Um casal brasileiro condenado por tortura de internos de uma clínica de reabilitação em Ribeirão Preto, no estado de São Paulo, foi detido em Portugal. Marluci Cabrera Bellini Henares, de 49 anos, e Djalma António Henares Júnior (56) estavam no País há vários anos quando foram incluídos na lista de procurados da Interpol.
Os dois foram condenados pela tortura de internos de uma clínica de reabilitação que mantiveram em Ribeirão Preto. A Justiça brasileira condenou cada um a 17 anos e seis meses de prisão em regime fechado. A sentença tornou-se definitiva em junho deste ano, quando já não havia possibilidade de novos recursos no Brasil.
As detenções ocorreram em julho, cerca de um mês após o processo transitar em julgado. Com a condenação definitiva, os dois passaram a ser considerados foragidos e entraram para a lista de procurados da Interpol. O Ministério Público brasileiro pediu agora a extradição para que cumpram as penas no Brasil.
Marluci e Djalma mudaram-se juntos para a região autónoma dos Açores em fevereiro de 2017. Mais tarde, separaram-se, mas ambos permaneceram em Portugal e construíram uma vida profissional no país.
Djalma continuou a trabalhar como psicólogo numa escola na região de Lisboa, tornou-se membro efetivo da Ordem dos Psicólogos Portugueses, publicou livros de aconselhamento para jovens e também trabalhou como instrutor de jiu-jitsu. Marluci, advogada no Brasil, tornou-se conhecida em Portugal como professora de zumba.

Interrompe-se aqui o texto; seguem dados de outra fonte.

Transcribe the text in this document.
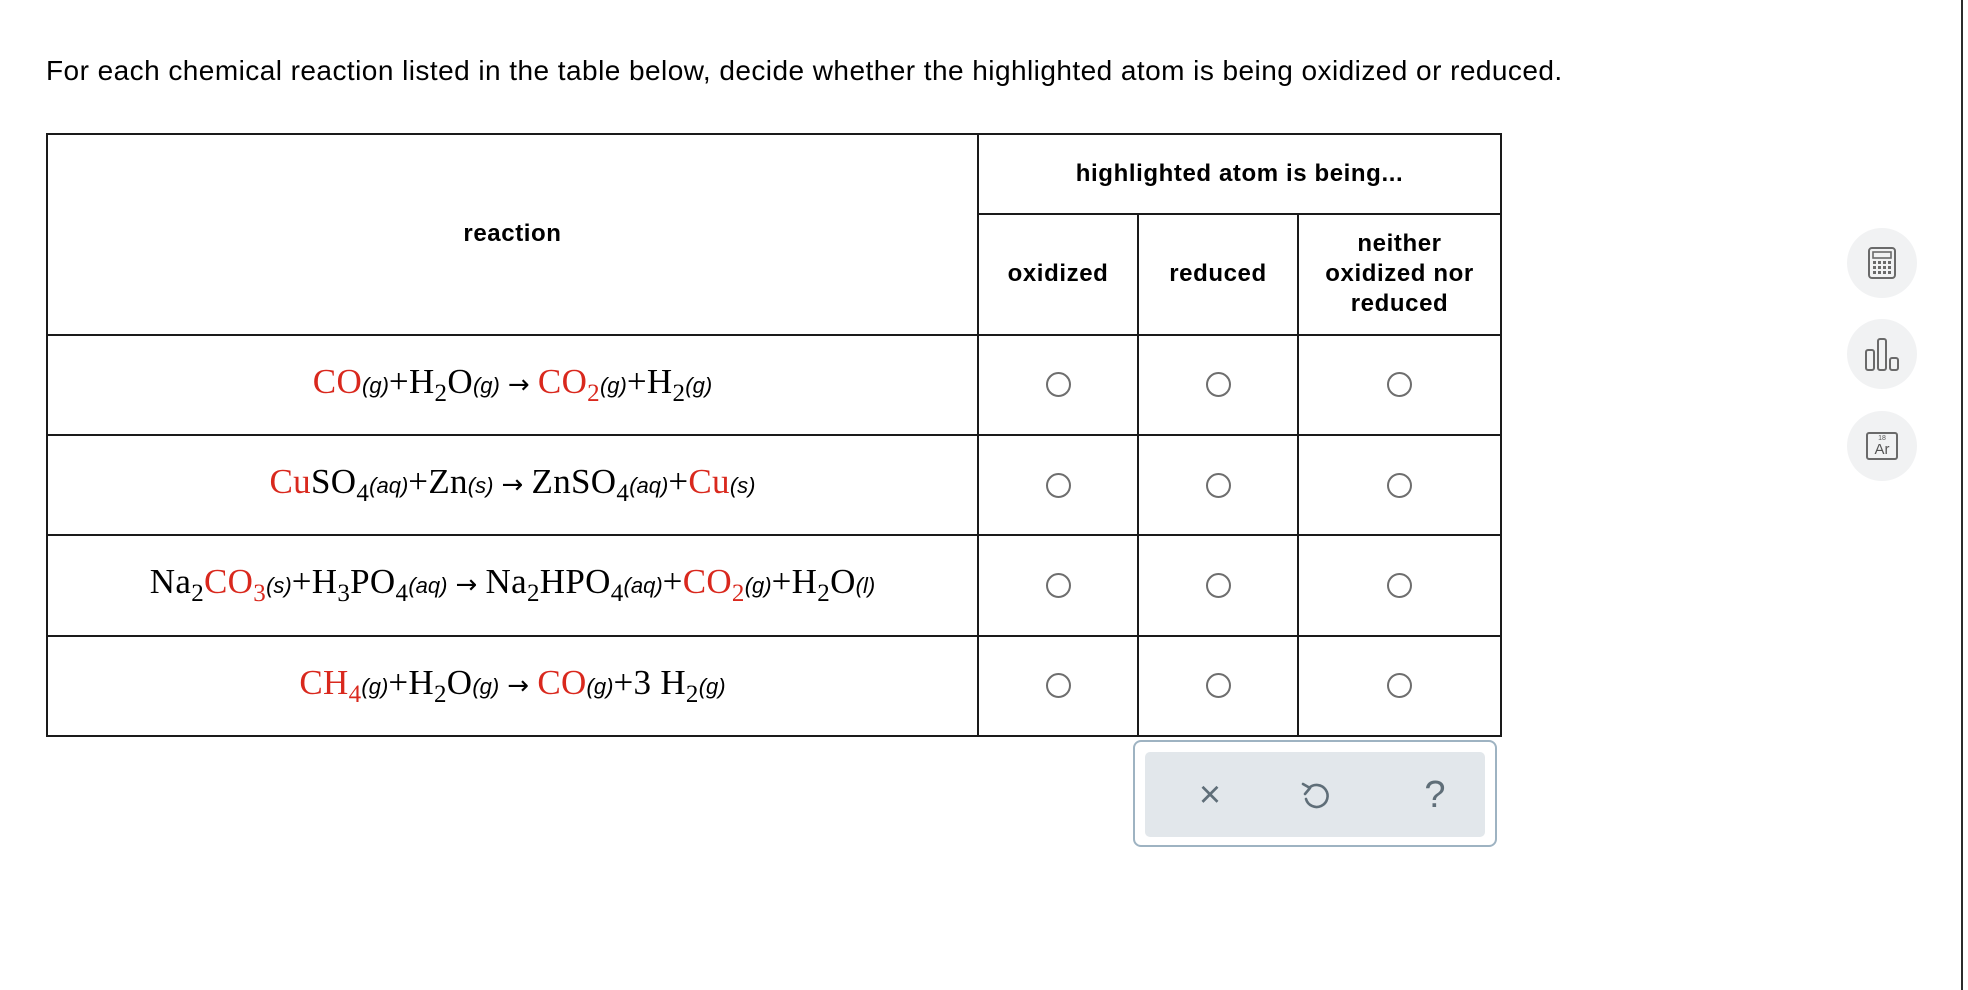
For each chemical reaction listed in the table below, decide whether the highlighted atom is being oxidized or reduced.
reaction	highlighted atom is being...		
	oxidized	reduced	neither
oxidized nor
reduced

$CO(g)+H_2O(g) \to CO_2(g)+H_2(g)$			
CuSO$_4$(aq)+Zn(s) → ZnSO$_4$(aq)+Cu(s)			
$Na_2CO_3(s)+H_3PO_4(aq) \to Na_2HPO_4(aq)+CO_2(g)+H_2O(l)$			
$CH_4(g)+H_2O(g) \to CO(g)+3$ $H_2(g)$			
×	?
18
Ar
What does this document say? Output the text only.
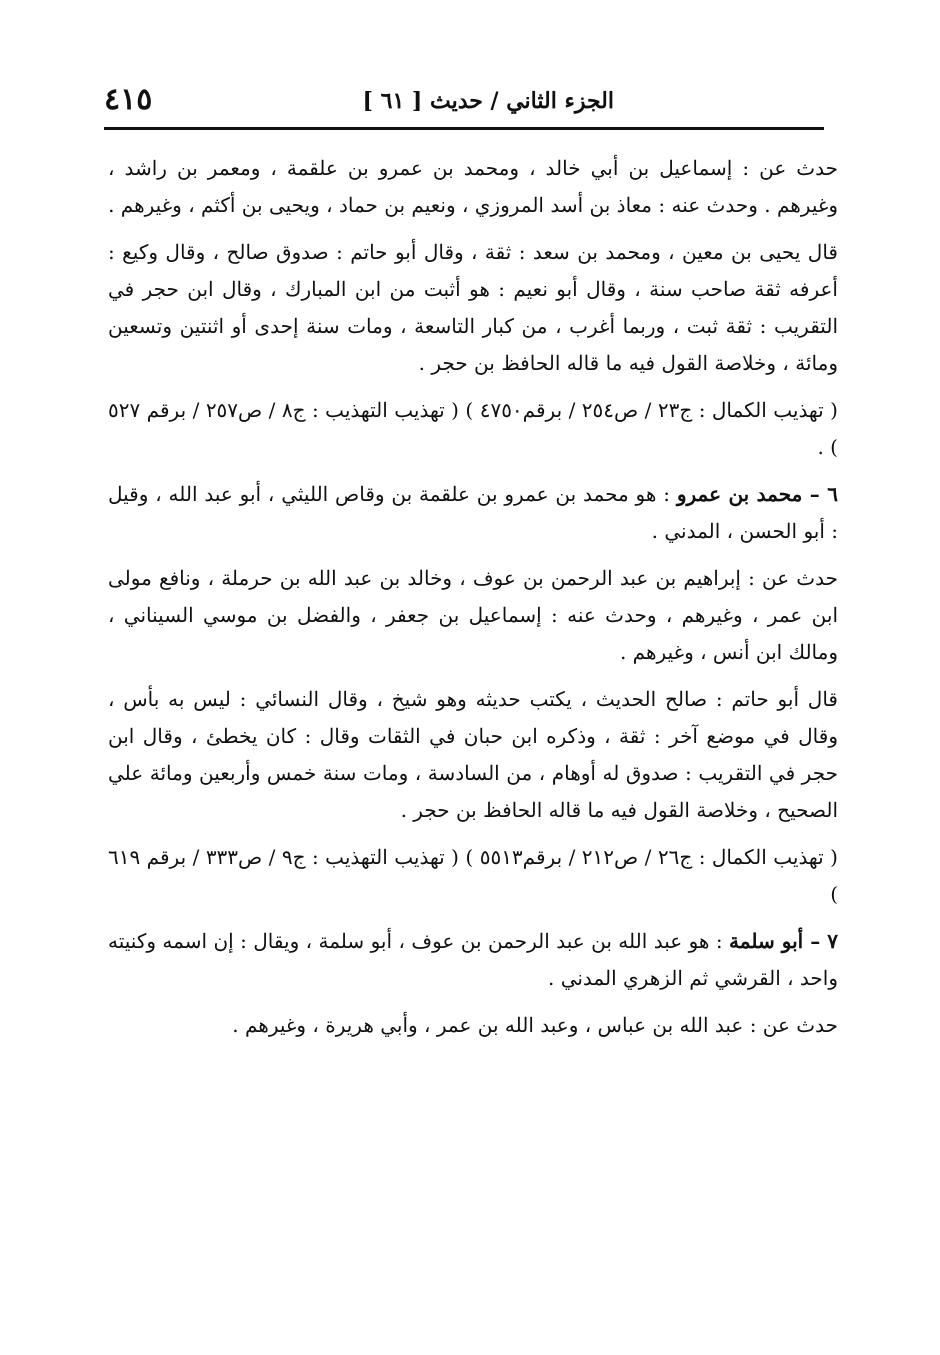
٤١٥	الجزء الثاني / حديث [ ٦١ ]

حدث عن : إسماعيل بن أبي خالد ، ومحمد بن عمرو بن علقمة ، ومعمر بن راشد ، وغيرهم . وحدث عنه : معاذ بن أسد المروزي ، ونعيم بن حماد ، ويحيى بن أكثم ، وغيرهم .

قال يحيى بن معين ، ومحمد بن سعد : ثقة ، وقال أبو حاتم : صدوق صالح ، وقال وكيع : أعرفه ثقة صاحب سنة ، وقال أبو نعيم : هو أثبت من ابن المبارك ، وقال ابن حجر في التقريب : ثقة ثبت ، وربما أغرب ، من كبار التاسعة ، ومات سنة إحدى أو اثنتين وتسعين ومائة ، وخلاصة القول فيه ما قاله الحافظ بن حجر .

( تهذيب الكمال : ج٢٣ / ص٢٥٤ / برقم٤٧٥٠ ) ( تهذيب التهذيب : ج٨ / ص٢٥٧ / برقم ٥٢٧ ) .

٦ – محمد بن عمرو : هو محمد بن عمرو بن علقمة بن وقاص الليثي ، أبو عبد الله ، وقيل : أبو الحسن ، المدني .

حدث عن : إبراهيم بن عبد الرحمن بن عوف ، وخالد بن عبد الله بن حرملة ، ونافع مولى ابن عمر ، وغيرهم ، وحدث عنه : إسماعيل بن جعفر ، والفضل بن موسي السيناني ، ومالك ابن أنس ، وغيرهم .

قال أبو حاتم : صالح الحديث ، يكتب حديثه وهو شيخ ، وقال النسائي : ليس به بأس ، وقال في موضع آخر : ثقة ، وذكره ابن حبان في الثقات وقال : كان يخطئ ، وقال ابن حجر في التقريب : صدوق له أوهام ، من السادسة ، ومات سنة خمس وأربعين ومائة علي الصحيح ، وخلاصة القول فيه ما قاله الحافظ بن حجر .

( تهذيب الكمال : ج٢٦ / ص٢١٢ / برقم٥٥١٣ ) ( تهذيب التهذيب : ج٩ / ص٣٣٣ / برقم ٦١٩ )

٧ – أبو سلمة : هو عبد الله بن عبد الرحمن بن عوف ، أبو سلمة ، ويقال : إن اسمه وكنيته واحد ، القرشي ثم الزهري المدني .

حدث عن : عبد الله بن عباس ، وعبد الله بن عمر ، وأبي هريرة ، وغيرهم .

A mudança para a Europa ocorreu legalmente em 2017, antes de os dois serem considerados foragidos. Na altura, a Justiça brasileira tinha recusado pedidos de prisão preventiva apresentados pelo Ministério Público.
A situação mudou este ano, após a condenação se tornar definitiva. Com o fim das possibilidades de recurso no Brasil, as autoridades passaram a procurá-los internacionalmente, até que ambos foram localizados e detidos em Portugal.
Os dois permanecem agora sob custódia das autoridades portuguesas enquanto decorre o processo relacionado com o pedido de extradição. Se forem entregues ao Brasil, deverão regressar ao país para cumprir as penas de 17 anos e seis meses de prisão em regime fechado.